Poi si rivolge direttamente a Truman: “Signor presidente, il suo
telefono sta squillando stanotte. Cinquemila americani la stanno
chiamando, dalle prigioni dell’Unione Sovietica e dei suoi satelliti.
Hanno nostalgia del loro paese. Sono soli e probabilmente spaventati.
Risponda al telefono, Mr. Truman, risponda!”. Infine, in un crescendo
finale sottolineato da un ruggito di applausi della platea: “Io dico che
un comunista in una caserma dell’esercito è un comunista di troppo. Un
comunista nella facoltà di un’università è un comunista di troppo. Un
comunista tra i consiglieri americani di Yalta è un comunista di troppo.

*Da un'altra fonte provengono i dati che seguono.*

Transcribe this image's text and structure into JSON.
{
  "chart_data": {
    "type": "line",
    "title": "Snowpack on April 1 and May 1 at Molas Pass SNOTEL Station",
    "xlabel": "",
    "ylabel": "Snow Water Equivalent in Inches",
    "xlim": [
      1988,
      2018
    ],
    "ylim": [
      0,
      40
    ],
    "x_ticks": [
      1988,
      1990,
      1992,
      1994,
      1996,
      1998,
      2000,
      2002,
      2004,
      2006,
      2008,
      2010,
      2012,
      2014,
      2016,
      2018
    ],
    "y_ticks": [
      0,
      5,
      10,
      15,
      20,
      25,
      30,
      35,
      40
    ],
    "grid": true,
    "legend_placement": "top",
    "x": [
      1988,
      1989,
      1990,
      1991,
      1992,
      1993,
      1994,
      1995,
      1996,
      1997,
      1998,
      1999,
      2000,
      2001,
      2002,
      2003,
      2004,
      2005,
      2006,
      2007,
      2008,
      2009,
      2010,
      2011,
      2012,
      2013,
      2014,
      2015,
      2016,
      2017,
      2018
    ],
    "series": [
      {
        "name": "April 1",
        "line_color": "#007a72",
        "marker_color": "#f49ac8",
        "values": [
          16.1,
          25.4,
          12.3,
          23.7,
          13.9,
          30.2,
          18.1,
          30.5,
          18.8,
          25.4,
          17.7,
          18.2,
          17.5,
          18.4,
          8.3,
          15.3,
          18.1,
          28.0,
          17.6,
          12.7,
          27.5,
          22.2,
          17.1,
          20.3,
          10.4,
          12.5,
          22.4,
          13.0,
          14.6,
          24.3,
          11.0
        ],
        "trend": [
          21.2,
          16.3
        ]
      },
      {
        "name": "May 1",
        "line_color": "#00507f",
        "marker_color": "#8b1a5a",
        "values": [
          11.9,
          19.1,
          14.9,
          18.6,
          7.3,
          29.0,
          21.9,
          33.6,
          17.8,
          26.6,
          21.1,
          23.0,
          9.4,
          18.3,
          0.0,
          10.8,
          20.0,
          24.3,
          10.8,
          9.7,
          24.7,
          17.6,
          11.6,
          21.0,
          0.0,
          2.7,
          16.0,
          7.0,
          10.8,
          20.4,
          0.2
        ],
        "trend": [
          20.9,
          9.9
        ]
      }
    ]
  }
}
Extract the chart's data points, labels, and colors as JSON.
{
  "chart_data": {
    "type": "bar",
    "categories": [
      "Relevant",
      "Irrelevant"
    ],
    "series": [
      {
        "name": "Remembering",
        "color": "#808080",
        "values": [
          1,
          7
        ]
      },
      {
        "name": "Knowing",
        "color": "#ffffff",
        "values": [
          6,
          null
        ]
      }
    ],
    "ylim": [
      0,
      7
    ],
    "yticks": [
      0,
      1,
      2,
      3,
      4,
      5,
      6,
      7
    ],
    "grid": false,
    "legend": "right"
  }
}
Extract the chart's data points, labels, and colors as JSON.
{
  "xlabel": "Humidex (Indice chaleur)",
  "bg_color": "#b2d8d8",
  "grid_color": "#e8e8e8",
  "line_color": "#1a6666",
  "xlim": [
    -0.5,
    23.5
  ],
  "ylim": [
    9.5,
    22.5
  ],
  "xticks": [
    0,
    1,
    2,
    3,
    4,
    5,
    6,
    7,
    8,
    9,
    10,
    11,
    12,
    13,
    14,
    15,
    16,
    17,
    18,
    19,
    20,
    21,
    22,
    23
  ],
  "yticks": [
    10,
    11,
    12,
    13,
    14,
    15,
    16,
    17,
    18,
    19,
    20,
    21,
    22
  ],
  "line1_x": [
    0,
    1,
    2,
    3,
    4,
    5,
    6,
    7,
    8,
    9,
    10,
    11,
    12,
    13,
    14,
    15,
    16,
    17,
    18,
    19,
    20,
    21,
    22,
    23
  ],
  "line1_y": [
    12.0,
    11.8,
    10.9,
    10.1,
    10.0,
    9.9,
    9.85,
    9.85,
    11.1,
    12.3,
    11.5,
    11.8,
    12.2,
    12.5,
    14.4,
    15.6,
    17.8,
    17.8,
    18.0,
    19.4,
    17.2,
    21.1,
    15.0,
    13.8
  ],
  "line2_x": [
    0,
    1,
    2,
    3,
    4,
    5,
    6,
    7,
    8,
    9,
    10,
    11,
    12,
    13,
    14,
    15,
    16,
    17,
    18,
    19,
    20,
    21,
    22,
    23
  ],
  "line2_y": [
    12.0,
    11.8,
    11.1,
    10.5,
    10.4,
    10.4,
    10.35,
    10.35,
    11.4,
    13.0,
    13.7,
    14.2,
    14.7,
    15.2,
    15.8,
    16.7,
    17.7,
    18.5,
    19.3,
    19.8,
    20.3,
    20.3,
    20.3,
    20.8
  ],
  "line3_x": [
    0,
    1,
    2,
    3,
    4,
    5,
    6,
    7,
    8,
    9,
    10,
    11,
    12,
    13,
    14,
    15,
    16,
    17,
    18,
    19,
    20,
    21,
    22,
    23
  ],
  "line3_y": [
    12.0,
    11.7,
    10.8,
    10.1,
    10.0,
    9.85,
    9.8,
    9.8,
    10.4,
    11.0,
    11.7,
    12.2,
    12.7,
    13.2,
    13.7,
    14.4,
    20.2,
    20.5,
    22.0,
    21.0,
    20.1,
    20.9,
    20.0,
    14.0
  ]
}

E anche se ci fosse stato un solo comunista al Dipartimento di stato,
sarebbe stato un comunista di troppo”.
Il discorso,
naturalmente, scatena le repliche feroci della stampa e dei democratici,
che sperano di riuscire ad organizzare un qualche fronte anti-McCarthy
in vista delle primarie repubblicane e delle elezioni generali di
novembre. Gli insider di Washington confidano nell’incompatibilità di
carattere tra il senatore del Wisconsin e il candidato repubblicano alla
Casa Bianca, il generale Dwight D. Eisenhower. Ike, però, anche se
incarna l’anima più pura del moderatismo repubblicano (oggi li chiamano,
con un pizzico di disprezzo, rino: republicans in name only), non può
permettersi di ignorare (o peggio, di alienarsi) quella parte della
propria base elettorale che vede in McCarthy il più integerrimo
combattente anticomunista di Capitol Hill. Così, dopo aver scelto
Richard Nixon come candidato alla vicepresindeza tra il malumore dei
simpatizzanti centristi, Eisenhower è perfino costretto a fare un salto
ad Appleton, in piena “McCarthy Country”, per rastrellare qualche voto
extra. Si tratterà di una visita fruttuosa.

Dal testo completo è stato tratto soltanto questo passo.